これが後に「海道一の弓取り」と称された家康の武略はじめとして、広く天下に知られるところとなったのです。
終わりに
……まづ大高城へは一族鵜殿長助長持を籠置しが。此城敵地にせまり軍粮を運ぶたよりを得ず。家のおとなどもをあつめ評議しけれども。この事なし得んとうけがふ者一人もなし。志かるに 君はわづかに十八歳にましヽヽけるが。かひゞヽしくうけがひたまひ。敵軍の中ををしわけ難なく小荷駄を城内へはこび入しめられければ。敵も味方もこれをみて。天晴の兵粮入かなと感歎せずといふものなし。これぞ御少年御雄略のはじめにて。今の世まで大高兵粮入とて名誉のことに申ならはしける……

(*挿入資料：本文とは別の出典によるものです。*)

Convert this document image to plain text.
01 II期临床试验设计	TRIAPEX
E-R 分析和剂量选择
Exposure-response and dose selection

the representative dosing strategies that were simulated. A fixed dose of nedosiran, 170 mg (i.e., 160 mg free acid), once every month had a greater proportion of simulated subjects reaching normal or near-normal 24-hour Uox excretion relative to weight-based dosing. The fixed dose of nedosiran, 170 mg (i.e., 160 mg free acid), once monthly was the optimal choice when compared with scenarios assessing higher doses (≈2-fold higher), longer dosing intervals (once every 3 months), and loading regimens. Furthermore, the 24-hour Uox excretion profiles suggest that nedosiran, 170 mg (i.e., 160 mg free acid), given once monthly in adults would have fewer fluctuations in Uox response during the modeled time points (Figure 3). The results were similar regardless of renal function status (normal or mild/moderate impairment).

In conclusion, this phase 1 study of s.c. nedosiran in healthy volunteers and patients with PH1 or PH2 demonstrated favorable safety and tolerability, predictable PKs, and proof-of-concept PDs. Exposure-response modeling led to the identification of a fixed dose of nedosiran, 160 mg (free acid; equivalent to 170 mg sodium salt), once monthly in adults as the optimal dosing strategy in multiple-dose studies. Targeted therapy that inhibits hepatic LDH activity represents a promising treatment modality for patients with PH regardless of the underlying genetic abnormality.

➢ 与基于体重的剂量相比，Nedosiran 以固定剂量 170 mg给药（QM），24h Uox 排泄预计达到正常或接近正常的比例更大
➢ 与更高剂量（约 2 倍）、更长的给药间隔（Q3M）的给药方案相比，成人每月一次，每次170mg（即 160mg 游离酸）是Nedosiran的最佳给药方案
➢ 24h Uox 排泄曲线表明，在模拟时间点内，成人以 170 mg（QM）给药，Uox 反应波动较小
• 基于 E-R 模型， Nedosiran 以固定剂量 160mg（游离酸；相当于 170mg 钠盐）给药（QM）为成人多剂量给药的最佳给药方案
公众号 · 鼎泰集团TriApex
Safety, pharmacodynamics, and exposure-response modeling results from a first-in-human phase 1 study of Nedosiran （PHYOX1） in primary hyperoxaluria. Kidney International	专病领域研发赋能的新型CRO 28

※「君(徳川家康)」の前にある空白は、名前(または代名詞)のすぐ上に文字がくるのを不敬としたための配慮(原文ママ)です。
※『東照宮御實紀 巻二 弘治三年-永禄二年』大高兵粮入より
以上、若き元康の「大高兵粮入れ」を紹介しました。大高城を守備していたのが鵜殿長照(演:野間口徹)かその父・鵜殿長持か、元康自身が買って出たか指名されたかが大河ドラマとの大きな違いですね。
「どうする家康」では、武将としてまだまだ今一つな元康。これが三河家臣団に支えられながらどのように成長していくのか、桶狭間で討死してしまった義元の代わりに見届けていきましょう!